DENVER – The Colorado Supreme Court will review a 2017 decision by the state Court of Appeals that said law enforcement officers can’t only use the alert of a drug-sniffing dog as probable cause to search a person’s vehicle.
The full court will hear the petition for the writ of certiorari later this year. In the review of the appeals court’s decision, judges will also review to the original 2015 case out of Moffat County and a 2016 Colorado Supreme Court decision.
The case started when a drug-sniffing dog alerted to a truck driven by Craig resident Kevin McKnight during a traffic stop, after which McKnight was arrested for meth possession.
But the judge in the case deemed the search illegal because the dog could not differentiate between marijuana, which is legal for adults 21+ in quantities up to one ounce in Colorado, and other illicit drugs like cocaine, heroin and meth.
But the three-judge appeals court panel decided last summer that people in Colorado have a reasonable expectation of privacy not to be searched for a product they possessed legally, lest it constitute a violation of a person's Fourth Amendment right to be protected from unreasonable searches and seizures.

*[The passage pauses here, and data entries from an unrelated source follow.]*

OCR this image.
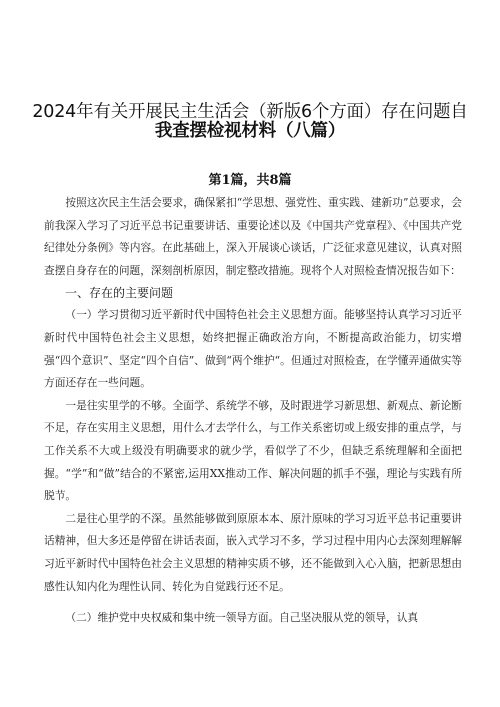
2024年有关开展民主生活会（新版6个方面）存在问题自
我查摆检视材料（八篇）
第1篇，共8篇

按照这次民主生活会要求，确保紧扣“学思想、强党性、重实践、建新功”总要求，会前我深入学习了习近平总书记重要讲话、重要论述以及《中国共产党章程》、《中国共产党纪律处分条例》等内容。在此基础上，深入开展谈心谈话，广泛征求意见建议，认真对照查摆自身存在的问题，深刻剖析原因，制定整改措施。现将个人对照检查情况报告如下：

一、存在的主要问题

（一）学习贯彻习近平新时代中国特色社会主义思想方面。能够坚持认真学习习近平新时代中国特色社会主义思想，始终把握正确政治方向，不断提高政治能力，切实增强“四个意识”、坚定“四个自信”、做到“两个维护“。但通过对照检查，在学懂弄通做实等方面还存在一些问题。

一是往实里学的不够。全面学、系统学不够，及时跟进学习新思想、新观点、新论断不足，存在实用主义思想，用什么才去学什么，与工作关系密切或上级安排的重点学，与工作关系不大或上级没有明确要求的就少学，看似学了不少，但缺乏系统理解和全面把握。“学”和“做”结合的不紧密,运用XX推动工作、解决问题的抓手不强，理论与实践有所脱节。

二是往心里学的不深。虽然能够做到原原本本、原汁原味的学习习近平总书记重要讲话精神，但大多还是停留在讲话表面，嵌入式学习不多，学习过程中用内心去深刻理解解习近平新时代中国特色社会主义思想的精神实质不够，还不能做到入心入脑，把新思想由感性认知内化为理性认同、转化为自觉践行还不足。

（二）维护党中央权威和集中统一领导方面。自己坚决服从党的领导，认真
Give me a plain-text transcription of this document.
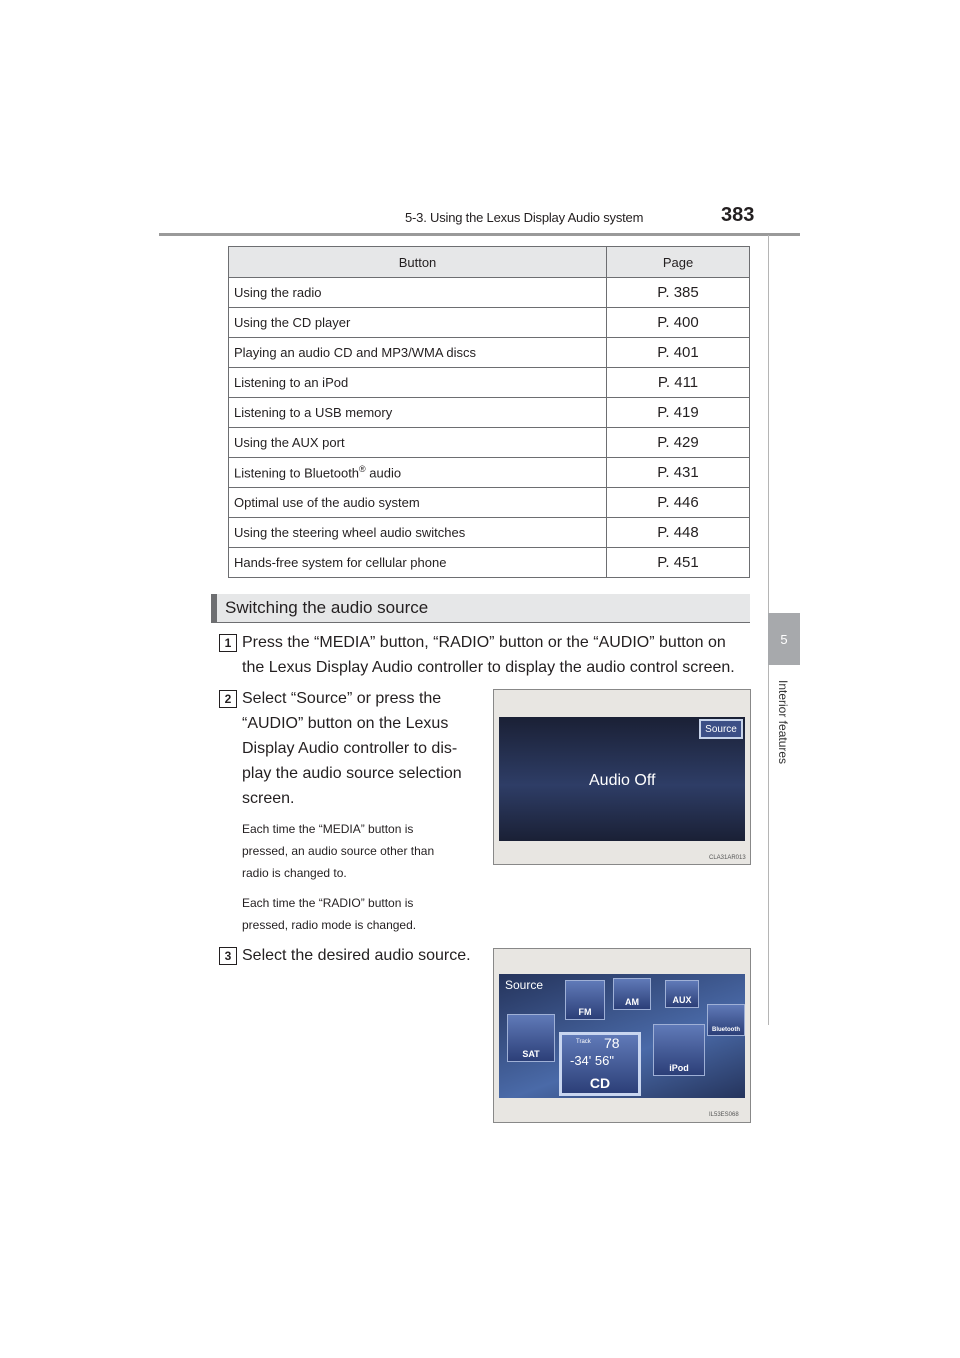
5-3. Using the Lexus Display Audio system	383
5
Interior features
Button	Page
Using the radio	P. 385
Using the CD player	P. 400
Playing an audio CD and MP3/WMA discs	P. 401
Listening to an iPod	P. 411
Listening to a USB memory	P. 419
Using the AUX port	P. 429
Listening to Bluetooth® audio	P. 431
Optimal use of the audio system	P. 446
Using the steering wheel audio switches	P. 448
Hands-free system for cellular phone	P. 451
Switching the audio source
1 Press the “MEDIA” button, “RADIO” button or the “AUDIO” button on
the Lexus Display Audio controller to display the audio control screen.
2 Select “Source” or press the
“AUDIO” button on the Lexus
Display Audio controller to dis-
play the audio source selection
screen.
Each time the “MEDIA” button is
pressed, an audio source other than
radio is changed to.
Each time the “RADIO” button is
pressed, radio mode is changed.
Source
Audio Off
CLA31AR013
3 Select the desired audio source.
Source
FM
AM	AUX
Bluetooth
SAT
iPod
Track 78
-34' 56"
CD
IL53ES068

Their decision led to McKnight’s conviction being overturned, though law enforcement officials can use drug-sniffing dogs in the process of getting probable cause if officers could find other factors contributing to the probable cause—something the state Supreme Court decided in 2016, saying that the odor of marijuana was “still suggestive of criminal activity.”
The Supreme Court review will only look at the question of “whether an alert by a drug-detection dog that is trained to detect marijuana and other controlled substances can supply probable cause to justify a search,” and denied any other questions raised.
Several law enforcement agencies in Colorado have stopped training new drug dogs to detect marijuana altogether after prior court rulings, while other agencies that still use drug dogs trained before recreational marijuana was legal say they already use multiple factors in obtaining probable cause to search a vehicle.
California and Arizona are among the states with some form of legal marijuana where courts have said that the odor of marijuana wasn't enough to constitute a search without a warrant.